I’m not usually one for extravagant tech and hardware predictions—things can change so much and so unpredictably that it’s difficult to put too much weight behind such premonitions. But when it comes to AI tech, things move so quickly that what seems distant might not actually be too far away. Combine this with Nvidia being the one outlining the futuristic vision, and I take it a little more seriously.

Nvidia’s latest prediction, as outlined at the IEDM 2024 conference according to Dr. Ian Cutress (via TechPowerUp), is AI accelerators that are 3D-stacked and that use—at least in part—silicon photonics for data transmission. This is, as Cutress puts it, Nvidia’s vision of “the future of AI compute”.

The image provided in the post shows an AI accelerator (ie, a datacentre GPU) that’s split vertically into a substrate, integrated silicon photonics, GPU tiers, 3D stacked DRAM, and cold plate.

The two big innovations in this picture, insofar as they could be applied to AI accelerators, are silicon photonics and the vertical stacking for logic. The former uses photons (light) to transmit data to and from optical components, which is faster and uses less power for more bandwidth than traditional electrical data transmission.

Judging by the diagram, it looks like this light-based transmission technology would be used horizontally to connect to other accelerators.

Here’s @NVIDIA’s vision of the future of AI compute.Silicon photonics interposerSiPh intrachip and interchip12 SiPh connects, 3 per GPU tile4 GPU tiles per tierGPU ‘tiers’ (GPU on GPU?!?)3D Stacked DRAM, 6 per tile, fine-grainedFrom #iedm24. My guess, 2028/2029/2030… pic.twitter.com/5IsDkYSWT2December 8, 2024

However, TechPowerUp says these accelerators feature “12 SiPh [silicon photonics] connections for intrachip and interchip connections, with three connections per GPU tile across four GPU tiles per tier”. And “intra-chip connection” would seem to imply connection between each of these tiles within each tier, too.

The diagram says there’s an electrical (not optical) interconnect from die-to-die and tier-to-tier, which would suggest it’s using more traditional Through-Silicon Via (TSV) tech to get the vertical stacking done.
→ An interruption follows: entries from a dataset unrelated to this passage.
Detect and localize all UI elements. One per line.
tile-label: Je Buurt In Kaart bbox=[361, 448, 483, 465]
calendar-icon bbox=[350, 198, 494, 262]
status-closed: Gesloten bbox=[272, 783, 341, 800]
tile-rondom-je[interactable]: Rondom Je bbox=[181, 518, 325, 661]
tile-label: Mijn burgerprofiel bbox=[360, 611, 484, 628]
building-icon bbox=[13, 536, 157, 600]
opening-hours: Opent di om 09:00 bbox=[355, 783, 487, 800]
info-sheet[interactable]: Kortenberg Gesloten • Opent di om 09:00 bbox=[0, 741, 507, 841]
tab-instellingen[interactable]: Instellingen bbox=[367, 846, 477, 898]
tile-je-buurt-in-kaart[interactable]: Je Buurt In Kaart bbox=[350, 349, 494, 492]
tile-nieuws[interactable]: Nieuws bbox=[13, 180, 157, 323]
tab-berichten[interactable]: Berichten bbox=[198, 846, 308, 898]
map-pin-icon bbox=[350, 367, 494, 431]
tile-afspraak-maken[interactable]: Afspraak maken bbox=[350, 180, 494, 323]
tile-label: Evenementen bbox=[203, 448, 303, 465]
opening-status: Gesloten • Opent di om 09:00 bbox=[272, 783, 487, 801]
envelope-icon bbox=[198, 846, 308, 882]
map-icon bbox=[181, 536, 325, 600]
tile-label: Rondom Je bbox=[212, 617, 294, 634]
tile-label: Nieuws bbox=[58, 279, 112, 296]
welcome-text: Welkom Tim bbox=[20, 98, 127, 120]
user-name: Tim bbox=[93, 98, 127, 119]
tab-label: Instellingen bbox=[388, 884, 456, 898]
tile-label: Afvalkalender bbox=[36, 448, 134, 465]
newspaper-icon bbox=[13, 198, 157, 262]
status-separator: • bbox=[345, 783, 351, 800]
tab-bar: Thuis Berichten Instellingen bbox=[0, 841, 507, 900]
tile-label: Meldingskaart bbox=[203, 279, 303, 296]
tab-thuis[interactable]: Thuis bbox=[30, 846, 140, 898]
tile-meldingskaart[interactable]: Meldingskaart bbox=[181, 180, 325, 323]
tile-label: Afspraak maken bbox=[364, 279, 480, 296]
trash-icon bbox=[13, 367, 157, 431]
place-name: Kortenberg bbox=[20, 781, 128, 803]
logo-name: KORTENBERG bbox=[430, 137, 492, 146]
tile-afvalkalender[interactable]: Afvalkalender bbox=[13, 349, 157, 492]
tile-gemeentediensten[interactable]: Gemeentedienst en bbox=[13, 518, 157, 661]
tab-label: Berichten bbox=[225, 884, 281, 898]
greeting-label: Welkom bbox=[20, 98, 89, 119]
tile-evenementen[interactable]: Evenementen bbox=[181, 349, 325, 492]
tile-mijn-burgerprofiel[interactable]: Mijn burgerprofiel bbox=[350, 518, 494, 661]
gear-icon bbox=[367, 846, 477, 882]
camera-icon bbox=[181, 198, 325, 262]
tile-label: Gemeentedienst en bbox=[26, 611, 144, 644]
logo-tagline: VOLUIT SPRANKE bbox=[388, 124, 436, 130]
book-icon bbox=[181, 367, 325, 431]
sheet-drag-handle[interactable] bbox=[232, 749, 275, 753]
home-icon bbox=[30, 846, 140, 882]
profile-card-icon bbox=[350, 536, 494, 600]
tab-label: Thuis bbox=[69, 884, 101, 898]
Silicon photonics is still only in its infancy. It might make more sense for Nvidia to use Through-Silicon-Via (TSV) technology for the vertical dimension, which essentially involves creating tiny tunnels as pathways between the stacked chips. This is the technology that allows the AMD Ryzen 7 9800X3D, for example, to have its processor sitting on top of its cache.

Though usually we see 3D stacked chips limited to cache on logic, i.e. L3 cache on cores as per AMD’s chip, rather than logic on logic, which is suggested here.

It looks like four GPU tiles will exist per GPU “tier”, and these tile tiers will be stacked vertically, too. Then on top of all of that, stacked DRAM. That all sounds like it’d get extremely toasty, and it’s not something I’d expect to be achieveable in the immediate future.

Whatever the case, it’s certainly an interesting picture of what might be to come, and if anyone’s able to do it it’ll be Nvidia. And while we shouldn’t infer too much about these technologies making their way across to gaming GPUs any time soon, it wouldn’t be unreasonable to assume some of it might, at some point.

If the technology’s there and gets implemented in AI accelerators, the cheaper aspects (such as TSV stacking) might be worth adding to the consumer GPU mix. Gaming graphics doesn’t require the kind of bandwidth that AI processing does, though, so I think we can remove photonics from the gaming equation for the foreseeable future.

And these combined technologies won’t even be possible for AI accelerators in the near future, either. I think Cutress is right: “My guess, 2028/2029/2030 minimum.”